Ich glaube, das Beste ist es, wenn ich die Karten bald abtelefoniere und dann die Registrierung evtl. mit Kundigung? zu VF schicke.
Rechtlich mache ich mir keine Gedanken (mehr), aber VF hat ja die Mobilnummern, und kann ja wohl auch dadurch nachvollziehen, wer mir die SIM-Karten verkauft hat, dieser könnte dann evtl. einen Rüffel von VF bekommen, daß er das nicht darf? Dies ist eigentlich meine größte Befürchtung.
0171: Danke für deine ausführliche Antwort und die AGB. Danach kann ja VF ohne Angabe von Gründen den Vertrag kündigen. Da sie dann aber das Guthaben (§ 6.5) auszahlen müssen, werden sie sich hüten. Aber warum sollte der alte Kunde die Karte sperren lassen. Ich kann doch sowieso nicht mehr telefonieren als drauf ist. Der alte Kunde bekommt doch wohl nie etwas mit, was mit der Karte passiert, oder doch? Daher sieht es wohl zumindest rechtlich ganz gut für mich aus.
Auch widerspricht sich die AGB mit dem Formular. Auf dem Formular wird keine Kopie des Personalausweises verlangt. Auch steht in der AGB, daß die Übernahme vorher beantragt werden muß, die Karten und Formulare habe ich dagegen schon.

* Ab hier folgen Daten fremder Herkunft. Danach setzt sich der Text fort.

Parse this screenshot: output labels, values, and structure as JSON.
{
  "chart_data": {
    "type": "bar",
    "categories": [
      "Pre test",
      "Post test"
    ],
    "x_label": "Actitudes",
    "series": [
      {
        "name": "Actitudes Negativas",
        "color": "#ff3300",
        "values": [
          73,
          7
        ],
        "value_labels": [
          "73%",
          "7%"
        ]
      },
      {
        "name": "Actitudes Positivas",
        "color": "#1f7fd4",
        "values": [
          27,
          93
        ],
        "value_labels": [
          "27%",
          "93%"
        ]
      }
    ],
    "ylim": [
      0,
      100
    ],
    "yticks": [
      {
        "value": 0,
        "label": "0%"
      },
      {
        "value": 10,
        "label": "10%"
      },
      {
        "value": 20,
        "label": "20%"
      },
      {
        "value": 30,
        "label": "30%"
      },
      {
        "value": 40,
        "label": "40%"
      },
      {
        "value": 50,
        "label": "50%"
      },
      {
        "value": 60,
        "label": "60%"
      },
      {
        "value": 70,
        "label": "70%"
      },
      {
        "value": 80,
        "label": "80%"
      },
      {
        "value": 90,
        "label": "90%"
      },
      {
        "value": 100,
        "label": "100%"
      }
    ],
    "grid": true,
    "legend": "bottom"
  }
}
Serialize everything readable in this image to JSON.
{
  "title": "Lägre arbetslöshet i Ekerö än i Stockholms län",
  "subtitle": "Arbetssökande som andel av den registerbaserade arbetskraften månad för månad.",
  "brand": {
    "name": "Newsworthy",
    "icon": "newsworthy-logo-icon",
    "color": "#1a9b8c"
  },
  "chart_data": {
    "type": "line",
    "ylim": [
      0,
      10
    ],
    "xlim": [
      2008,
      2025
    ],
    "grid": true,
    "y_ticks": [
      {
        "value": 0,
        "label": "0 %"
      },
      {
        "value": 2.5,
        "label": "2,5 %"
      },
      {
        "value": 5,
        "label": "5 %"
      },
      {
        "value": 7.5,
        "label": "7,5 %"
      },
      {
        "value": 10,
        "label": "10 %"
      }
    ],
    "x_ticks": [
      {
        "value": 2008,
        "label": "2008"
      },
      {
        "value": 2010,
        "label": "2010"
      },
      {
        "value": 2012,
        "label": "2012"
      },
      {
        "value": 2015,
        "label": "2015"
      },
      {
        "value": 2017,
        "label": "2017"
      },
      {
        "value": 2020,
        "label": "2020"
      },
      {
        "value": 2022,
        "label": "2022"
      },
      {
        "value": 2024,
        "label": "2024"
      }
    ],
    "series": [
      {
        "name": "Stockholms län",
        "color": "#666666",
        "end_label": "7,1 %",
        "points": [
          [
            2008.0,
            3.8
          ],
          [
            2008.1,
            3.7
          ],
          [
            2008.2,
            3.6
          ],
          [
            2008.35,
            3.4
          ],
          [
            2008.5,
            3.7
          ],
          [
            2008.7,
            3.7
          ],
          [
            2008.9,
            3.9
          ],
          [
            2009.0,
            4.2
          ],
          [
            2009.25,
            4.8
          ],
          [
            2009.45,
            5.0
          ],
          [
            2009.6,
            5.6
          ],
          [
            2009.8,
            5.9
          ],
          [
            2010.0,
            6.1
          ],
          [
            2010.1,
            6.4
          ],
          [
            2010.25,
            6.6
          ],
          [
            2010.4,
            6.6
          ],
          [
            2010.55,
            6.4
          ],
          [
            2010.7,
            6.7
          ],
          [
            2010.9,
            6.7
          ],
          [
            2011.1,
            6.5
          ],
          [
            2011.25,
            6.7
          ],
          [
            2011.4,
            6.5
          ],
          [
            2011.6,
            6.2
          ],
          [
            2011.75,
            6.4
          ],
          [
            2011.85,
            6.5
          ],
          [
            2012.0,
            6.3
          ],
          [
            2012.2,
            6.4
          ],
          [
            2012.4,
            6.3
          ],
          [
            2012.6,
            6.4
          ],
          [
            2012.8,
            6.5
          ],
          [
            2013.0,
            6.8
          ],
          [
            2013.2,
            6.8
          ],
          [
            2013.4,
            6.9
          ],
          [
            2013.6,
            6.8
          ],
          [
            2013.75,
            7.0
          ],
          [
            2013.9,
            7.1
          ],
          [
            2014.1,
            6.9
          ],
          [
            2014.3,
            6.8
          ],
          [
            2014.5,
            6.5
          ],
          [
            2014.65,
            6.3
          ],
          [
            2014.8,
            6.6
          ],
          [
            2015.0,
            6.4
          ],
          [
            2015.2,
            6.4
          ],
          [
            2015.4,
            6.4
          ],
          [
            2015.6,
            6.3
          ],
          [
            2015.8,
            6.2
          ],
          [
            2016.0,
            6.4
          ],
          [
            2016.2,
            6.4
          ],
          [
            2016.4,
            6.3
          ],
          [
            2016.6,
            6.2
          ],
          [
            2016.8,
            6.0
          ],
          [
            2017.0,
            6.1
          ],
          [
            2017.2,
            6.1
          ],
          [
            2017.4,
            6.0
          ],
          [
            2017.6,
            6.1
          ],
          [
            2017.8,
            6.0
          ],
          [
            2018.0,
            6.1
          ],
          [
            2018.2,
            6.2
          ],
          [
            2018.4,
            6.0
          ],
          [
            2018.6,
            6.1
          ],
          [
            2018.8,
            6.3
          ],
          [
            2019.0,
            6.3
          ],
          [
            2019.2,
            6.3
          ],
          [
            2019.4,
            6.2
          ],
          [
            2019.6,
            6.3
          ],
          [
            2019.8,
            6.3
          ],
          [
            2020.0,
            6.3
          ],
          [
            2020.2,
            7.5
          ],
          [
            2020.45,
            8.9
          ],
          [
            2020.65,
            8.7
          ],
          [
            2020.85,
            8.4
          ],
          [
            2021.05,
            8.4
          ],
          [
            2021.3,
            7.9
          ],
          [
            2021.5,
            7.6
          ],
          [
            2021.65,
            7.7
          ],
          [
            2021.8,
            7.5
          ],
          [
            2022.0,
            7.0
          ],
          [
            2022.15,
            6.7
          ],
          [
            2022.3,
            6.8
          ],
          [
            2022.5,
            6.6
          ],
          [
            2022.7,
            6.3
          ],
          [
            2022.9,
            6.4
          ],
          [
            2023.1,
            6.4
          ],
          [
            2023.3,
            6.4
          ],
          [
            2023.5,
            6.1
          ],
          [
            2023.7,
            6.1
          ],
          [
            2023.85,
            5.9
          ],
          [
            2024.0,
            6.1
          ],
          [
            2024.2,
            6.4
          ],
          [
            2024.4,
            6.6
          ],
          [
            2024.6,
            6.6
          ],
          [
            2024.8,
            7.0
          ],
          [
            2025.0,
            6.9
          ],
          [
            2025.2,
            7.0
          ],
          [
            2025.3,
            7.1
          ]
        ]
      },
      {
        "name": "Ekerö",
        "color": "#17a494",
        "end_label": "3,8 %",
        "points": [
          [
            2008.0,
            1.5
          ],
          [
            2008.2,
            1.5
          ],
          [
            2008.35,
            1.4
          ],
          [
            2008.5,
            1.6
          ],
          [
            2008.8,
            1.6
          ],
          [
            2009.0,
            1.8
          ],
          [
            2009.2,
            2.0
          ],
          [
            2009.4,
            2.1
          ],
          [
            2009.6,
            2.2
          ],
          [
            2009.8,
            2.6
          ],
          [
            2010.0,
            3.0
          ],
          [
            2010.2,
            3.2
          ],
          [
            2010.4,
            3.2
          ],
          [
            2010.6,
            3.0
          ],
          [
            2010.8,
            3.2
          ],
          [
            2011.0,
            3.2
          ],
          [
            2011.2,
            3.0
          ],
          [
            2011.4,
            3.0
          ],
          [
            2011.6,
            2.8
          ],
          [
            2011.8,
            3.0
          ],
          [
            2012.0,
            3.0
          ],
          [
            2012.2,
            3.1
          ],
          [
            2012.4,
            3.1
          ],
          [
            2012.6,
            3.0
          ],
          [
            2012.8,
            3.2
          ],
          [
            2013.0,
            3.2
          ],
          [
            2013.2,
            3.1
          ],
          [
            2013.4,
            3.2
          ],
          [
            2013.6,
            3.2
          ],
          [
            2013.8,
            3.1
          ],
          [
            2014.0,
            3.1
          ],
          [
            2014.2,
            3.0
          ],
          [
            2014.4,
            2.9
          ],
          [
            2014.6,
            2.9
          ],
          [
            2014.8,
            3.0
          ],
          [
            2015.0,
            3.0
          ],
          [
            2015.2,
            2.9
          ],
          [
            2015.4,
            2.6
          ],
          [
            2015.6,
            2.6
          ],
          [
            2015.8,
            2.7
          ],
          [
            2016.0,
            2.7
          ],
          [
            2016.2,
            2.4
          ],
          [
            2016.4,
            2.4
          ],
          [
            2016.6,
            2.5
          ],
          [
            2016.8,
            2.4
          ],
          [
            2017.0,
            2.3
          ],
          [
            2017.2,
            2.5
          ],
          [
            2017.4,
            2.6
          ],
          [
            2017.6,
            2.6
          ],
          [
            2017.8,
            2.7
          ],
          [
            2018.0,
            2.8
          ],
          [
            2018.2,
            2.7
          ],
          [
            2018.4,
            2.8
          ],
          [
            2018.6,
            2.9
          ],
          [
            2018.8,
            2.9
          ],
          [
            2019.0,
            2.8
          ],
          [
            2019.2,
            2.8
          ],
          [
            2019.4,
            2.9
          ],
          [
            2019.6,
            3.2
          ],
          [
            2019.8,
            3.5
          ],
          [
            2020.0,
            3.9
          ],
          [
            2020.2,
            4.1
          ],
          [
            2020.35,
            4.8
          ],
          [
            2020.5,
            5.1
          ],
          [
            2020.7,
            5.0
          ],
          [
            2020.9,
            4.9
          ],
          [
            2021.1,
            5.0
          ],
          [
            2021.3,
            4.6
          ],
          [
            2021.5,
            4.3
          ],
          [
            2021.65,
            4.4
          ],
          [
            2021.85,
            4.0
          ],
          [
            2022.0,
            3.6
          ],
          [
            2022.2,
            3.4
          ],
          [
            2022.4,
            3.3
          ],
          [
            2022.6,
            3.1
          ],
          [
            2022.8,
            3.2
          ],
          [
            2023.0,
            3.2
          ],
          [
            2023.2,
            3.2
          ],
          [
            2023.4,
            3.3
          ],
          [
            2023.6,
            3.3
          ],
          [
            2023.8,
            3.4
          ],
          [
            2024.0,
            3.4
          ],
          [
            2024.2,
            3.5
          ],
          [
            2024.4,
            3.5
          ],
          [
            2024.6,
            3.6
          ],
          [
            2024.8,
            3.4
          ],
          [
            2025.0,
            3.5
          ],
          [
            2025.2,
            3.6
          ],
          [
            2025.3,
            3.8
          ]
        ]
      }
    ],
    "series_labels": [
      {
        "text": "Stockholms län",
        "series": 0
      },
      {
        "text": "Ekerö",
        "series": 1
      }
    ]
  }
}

Du meinst, VF macht das nur, um die geseztliche Pflicht für die Behörden zu erfüllen?
Ob Vodafone mich umregistriert ist mir eigentlich egal, ich sehe eigentlich keinen Unterschied, ob man eine Prepaid-Karte oder eine Briefmarke jemand anderen gibt.
Kali: Ich kann mir nicht vorstellen, daß ich im Internet die Benutzerdaten ändern kann. Man braucht doch wohl zur Mobilnummer das entsprechende Kennwort, bevor man auf die Daten zugreifen kann.
Latzel: Dann muß Vodafone doch nach § 6.5 der AGB das Guthaben, das (noch) drauf ist zurückzahlen! An mich oder den alten Kunden?